Rotarians also play a major role outside of Rotary. In fact, Rotary was one of the founding members of the U.N.

During the pandemic, even though people could not meet individually, they could meet virtually, and some clubs actually increased their membership.

 A survey of new members in our club all said they joined because THEY WANT TO DO SOMETHING MEANINGFUL and to GIVE BACK. Being a member of Rotary is one way to do it.

Rotary used to be viewed as “an old white man’s organization.” Not anymore.  Today, as it continues to grow, 25% of our members are women – our incoming International President is a Woman – a Canadian, Jennifer Jones. Rotary is becoming increasingly diverse. Over 60% of our clubs’ new members in the past two years are first or second-generation Canadians from Non-European or North American countries.

Rotary also has a sub-group called Rotaract aimed at those under 30 who want to change the world.

What I have written about Rotary could also be applied to other service organizations such as Lions or Kiwanis.

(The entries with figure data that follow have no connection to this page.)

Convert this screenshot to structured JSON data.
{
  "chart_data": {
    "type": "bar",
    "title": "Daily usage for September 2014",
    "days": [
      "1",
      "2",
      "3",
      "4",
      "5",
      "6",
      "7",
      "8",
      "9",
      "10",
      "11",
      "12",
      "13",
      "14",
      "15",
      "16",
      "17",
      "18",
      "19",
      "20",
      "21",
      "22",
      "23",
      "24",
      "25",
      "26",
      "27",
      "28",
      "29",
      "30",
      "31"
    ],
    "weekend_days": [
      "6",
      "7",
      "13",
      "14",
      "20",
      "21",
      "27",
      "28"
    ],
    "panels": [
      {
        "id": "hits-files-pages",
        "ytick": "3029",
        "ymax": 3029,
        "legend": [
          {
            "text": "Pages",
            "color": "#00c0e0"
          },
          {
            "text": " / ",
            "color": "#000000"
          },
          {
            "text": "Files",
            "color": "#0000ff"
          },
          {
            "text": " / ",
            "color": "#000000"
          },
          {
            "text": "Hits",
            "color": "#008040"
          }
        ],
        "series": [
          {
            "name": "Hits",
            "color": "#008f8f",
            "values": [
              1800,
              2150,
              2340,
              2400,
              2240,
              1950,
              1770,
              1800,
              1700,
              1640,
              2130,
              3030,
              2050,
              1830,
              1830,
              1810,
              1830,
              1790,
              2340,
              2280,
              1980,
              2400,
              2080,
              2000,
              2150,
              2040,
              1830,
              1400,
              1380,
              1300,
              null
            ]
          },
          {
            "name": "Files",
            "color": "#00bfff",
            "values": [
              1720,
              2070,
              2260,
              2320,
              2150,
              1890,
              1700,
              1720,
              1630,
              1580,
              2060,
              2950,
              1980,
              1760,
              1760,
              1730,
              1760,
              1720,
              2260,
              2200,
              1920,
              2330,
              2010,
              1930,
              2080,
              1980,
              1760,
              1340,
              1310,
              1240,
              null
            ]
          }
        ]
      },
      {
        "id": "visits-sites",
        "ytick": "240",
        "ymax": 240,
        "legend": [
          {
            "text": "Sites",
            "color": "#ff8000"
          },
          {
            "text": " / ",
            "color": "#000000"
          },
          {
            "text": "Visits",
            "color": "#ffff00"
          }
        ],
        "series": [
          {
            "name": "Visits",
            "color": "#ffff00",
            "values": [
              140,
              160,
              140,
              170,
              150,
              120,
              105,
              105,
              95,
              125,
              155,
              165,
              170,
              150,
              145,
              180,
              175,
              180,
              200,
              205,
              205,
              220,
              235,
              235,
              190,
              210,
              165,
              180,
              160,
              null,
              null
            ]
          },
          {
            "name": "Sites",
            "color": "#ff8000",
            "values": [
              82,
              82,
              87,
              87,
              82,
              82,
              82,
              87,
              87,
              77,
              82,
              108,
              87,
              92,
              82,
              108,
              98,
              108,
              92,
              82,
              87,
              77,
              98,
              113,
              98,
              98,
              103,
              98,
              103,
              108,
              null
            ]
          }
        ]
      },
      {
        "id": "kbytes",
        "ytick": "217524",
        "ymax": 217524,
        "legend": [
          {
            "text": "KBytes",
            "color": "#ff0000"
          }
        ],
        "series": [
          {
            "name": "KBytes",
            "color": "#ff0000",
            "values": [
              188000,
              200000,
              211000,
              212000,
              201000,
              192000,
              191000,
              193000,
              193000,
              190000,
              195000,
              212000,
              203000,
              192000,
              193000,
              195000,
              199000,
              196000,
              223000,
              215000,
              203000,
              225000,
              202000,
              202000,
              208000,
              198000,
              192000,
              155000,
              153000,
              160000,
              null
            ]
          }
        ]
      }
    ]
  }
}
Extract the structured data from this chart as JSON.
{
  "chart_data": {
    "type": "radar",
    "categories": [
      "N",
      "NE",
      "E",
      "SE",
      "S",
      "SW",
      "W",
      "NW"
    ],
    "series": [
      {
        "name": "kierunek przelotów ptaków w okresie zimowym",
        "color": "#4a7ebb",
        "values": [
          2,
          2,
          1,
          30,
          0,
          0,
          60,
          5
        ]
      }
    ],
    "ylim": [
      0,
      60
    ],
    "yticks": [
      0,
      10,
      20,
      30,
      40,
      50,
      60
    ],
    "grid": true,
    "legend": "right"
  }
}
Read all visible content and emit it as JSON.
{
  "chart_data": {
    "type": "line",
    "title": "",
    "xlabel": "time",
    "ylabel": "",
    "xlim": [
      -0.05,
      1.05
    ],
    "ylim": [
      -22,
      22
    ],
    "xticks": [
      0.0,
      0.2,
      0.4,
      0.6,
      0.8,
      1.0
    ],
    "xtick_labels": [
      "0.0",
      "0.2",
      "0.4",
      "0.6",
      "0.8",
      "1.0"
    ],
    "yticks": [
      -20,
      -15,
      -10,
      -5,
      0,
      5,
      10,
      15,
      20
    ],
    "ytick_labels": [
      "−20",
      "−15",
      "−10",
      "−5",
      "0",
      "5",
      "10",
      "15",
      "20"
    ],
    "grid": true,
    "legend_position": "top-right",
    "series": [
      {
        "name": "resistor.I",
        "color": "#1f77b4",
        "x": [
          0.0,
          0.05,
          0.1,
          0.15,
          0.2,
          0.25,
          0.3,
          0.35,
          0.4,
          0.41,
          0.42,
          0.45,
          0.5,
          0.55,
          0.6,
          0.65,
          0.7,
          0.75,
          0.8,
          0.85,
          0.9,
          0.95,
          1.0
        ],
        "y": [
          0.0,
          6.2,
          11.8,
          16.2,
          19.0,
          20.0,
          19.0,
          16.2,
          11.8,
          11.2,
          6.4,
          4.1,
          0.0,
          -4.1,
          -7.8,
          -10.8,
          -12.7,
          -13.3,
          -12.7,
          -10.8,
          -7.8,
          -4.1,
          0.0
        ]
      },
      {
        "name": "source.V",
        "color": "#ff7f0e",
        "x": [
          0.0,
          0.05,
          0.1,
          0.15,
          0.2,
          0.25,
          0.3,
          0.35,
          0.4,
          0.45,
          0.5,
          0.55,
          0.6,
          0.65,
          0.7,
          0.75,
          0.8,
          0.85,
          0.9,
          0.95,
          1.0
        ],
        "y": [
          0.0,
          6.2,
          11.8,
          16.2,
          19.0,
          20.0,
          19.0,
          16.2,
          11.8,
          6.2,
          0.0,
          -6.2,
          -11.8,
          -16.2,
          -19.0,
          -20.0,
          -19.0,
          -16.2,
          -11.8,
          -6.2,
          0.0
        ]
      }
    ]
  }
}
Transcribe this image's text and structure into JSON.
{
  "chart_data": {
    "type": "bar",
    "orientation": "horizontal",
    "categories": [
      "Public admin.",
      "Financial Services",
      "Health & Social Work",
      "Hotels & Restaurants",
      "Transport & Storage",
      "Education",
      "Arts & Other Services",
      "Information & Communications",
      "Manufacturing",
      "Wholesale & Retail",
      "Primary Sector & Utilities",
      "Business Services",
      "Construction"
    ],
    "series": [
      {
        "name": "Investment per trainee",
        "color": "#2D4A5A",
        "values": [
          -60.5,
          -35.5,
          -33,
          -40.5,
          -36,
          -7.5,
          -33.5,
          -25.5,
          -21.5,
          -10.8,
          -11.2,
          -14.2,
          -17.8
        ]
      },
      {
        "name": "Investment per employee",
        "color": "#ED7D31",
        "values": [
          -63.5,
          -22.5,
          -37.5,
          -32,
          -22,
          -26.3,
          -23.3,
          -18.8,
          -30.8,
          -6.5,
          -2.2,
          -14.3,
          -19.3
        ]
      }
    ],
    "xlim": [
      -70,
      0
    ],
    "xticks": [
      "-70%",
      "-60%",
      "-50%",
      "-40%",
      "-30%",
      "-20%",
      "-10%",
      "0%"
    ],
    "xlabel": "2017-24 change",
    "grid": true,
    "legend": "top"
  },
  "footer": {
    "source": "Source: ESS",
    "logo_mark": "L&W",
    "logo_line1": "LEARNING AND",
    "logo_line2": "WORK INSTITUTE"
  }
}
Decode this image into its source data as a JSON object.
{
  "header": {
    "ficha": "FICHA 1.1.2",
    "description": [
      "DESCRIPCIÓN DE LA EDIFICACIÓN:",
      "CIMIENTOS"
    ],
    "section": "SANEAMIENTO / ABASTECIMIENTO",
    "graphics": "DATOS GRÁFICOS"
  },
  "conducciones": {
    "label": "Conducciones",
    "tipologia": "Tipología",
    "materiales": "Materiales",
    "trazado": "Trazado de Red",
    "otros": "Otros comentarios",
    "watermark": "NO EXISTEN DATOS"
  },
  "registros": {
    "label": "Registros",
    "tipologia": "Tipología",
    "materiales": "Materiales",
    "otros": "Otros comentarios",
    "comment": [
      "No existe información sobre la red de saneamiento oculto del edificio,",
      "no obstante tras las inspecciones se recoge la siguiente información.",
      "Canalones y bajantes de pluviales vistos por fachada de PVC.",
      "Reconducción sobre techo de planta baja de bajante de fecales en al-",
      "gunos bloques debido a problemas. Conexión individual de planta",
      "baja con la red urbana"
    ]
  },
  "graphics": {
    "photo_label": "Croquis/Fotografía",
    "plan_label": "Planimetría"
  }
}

If you are interested, go online, look at Rotary International https://www.rotary.org/en and Rotary in your community. Here is a link to the Rotary club of Toronto https://www.rotarytoronto.com/ or search out members in your community. You – and the world – will not be disappointed.

Do not worry about your age.  There are many in their 80s who have joined.

If you are not interested in joining, supporting Rotary initiatives is always money well-invested

You could also encourage your children, grandchildren and other younger people.

Every Rotary club is looking for people who want to become engaged.** I have often said Rotary is a collection of people from every walk of life wanting to make the world a better place. Are you one of those people?

Till next time,

Chris Snyder

* HIP is a partnership between Rotarians and Indigenous Peoples. Our board is comprised of 50% Rotary, 50% Indigenous and 50% female membership. Our focus is education, awareness and building of relationships. 

Chris is the founding and current chair of HIP. Much of Chris’ volunteering is through Rotary.

 His book, “CREATING OPPORTUNITIES: A Volunteers Memoir” is available here: https://hilborn-civilsectorpress.com/products/creating-opportunities-a-volunteers-memoir

** A caveat: Being a Rotarian takes time and it costs to join. The amount varies from club to club.  In return, you become part of a giving and positive energy group, creating opportunities for others.